Sr. Presidente, Srs. Deputados, Srs. Membros do Governo: Este programa e esta agenda que a Presidência portuguesa aqui nos traz não é, certamente, a agenda da construção de uma Europa mais justa e mais fraterna e, por isso mesmo, pode contar com a oposição clara e firme do Partido Ecologista «Os Verdes».
Vozes do PCP: — Muito bem!
O Sr. Presidente: — Para uma intervenção, tem a palavra o Sr. Deputado Luís Fazenda.
O Sr. Luís Fazenda (BE): — Sr. Presidente, Srs. Membros do Governo, Sr. Primeiro-Ministro, Sr.as e Srs. Deputados: O Sr. Primeiro-Ministro disse aqui, num momento curioso do nosso debate, que nenhum líder de governo europeu lhe havia pedido para se pronunciar acerca do modo de ratificação do tratado dito «reformador». Nem era preciso! Com a verdade nos engana, se me permite! A verdade é que todo o trabalho de elaboração da saída do impasse institucional e do defunto Tratado Constitucional foi feito ao fio e à medida de tentar evitar referendos em todo o lado. Esperou por uma nova situação política em França, enfim, tudo foi feito de modo a que não se recorra a referendo em qualquer Estado-membro, exceptuando aquele que tem a obrigatoriedade constitucional de a ele recorrer, que é a República da Irlanda.
Portanto, não valia a pena falar daquilo que era a matéria-prima, o método de todo o processo negocial.
As chancelarias na Europa não falaram de outra coisa senão de um percurso que evitasse o veredicto popular. Não era preciso combinar, não era preciso nenhuma aliança tácita ou secreta entre os líderes dos governos europeus, porque esse era o propósito, esse era o objectivo: ver se não havia mais nenhum «referendo negativo», como se dizia, o que já de si é uma expressão não neutral em relação ao desfecho dos referendos na França e na Holanda.
Quando olhamos para a imprensa britânica dos últimos dias, vemos que pode haver algum calafrio. É que, em todos os quadrantes, Gordon Brown está a ser pressionado para que haja um referendo na GrãBretanha, para que haja um referendo no Reino Unido.
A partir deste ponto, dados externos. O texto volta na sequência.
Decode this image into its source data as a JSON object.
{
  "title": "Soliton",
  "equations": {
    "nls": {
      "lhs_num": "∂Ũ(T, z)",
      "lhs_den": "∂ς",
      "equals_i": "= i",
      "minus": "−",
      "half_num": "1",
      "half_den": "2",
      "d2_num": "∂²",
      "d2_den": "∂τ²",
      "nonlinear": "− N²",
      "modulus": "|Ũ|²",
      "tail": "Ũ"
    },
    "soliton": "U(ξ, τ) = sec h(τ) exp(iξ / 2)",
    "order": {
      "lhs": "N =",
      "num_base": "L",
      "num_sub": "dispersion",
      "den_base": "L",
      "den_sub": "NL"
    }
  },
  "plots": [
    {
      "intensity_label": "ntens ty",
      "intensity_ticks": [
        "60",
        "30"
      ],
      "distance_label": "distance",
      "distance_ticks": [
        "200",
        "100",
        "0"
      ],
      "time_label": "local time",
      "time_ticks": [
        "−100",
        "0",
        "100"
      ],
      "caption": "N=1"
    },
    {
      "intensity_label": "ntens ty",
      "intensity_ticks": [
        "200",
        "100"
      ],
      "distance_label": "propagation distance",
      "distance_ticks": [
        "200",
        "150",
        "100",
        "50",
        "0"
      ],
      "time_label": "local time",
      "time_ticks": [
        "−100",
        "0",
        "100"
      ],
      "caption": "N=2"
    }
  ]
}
Portanto, o que vier a sair da CIG está ainda periclitante em função da Grã-Bretanha e podemos divisar uma situação crítica, no futuro, mais ou menos congénere daquela que sucedeu com os chamados «referendos negativos».
Por isso é que o Sr. Primeiro-Ministro não se quer comprometer com o referendo. O Sr. PrimeiroMinistro não se quer comprometer com o referendo porque receia que o Presidente em exercício da União Europeia seja descrito pelos líderes de outros governos europeus do seguinte modo: «Ora vejam bem, numa altura em que nós queremos ver se conseguimos ratificar isto, aqui, nos nossos Estados-membros, vem o Presidente em exercício falar de referendos lá na terra dele. Não pode ser!».
Ora bem, é este sentido, a que o Sr. Primeiro-Ministro chamará política de Estado e política de Estado na Europa, que nós contestamos, porque, independentemente do modo de ratificação nos outros Estadosmembros, a posição de Portugal é a posição de Portugal, os compromissos assumidos em Portugal são os compromissos assumidos em Portugal, não são contaminados nem contaminantes de outras posições na União Europeia.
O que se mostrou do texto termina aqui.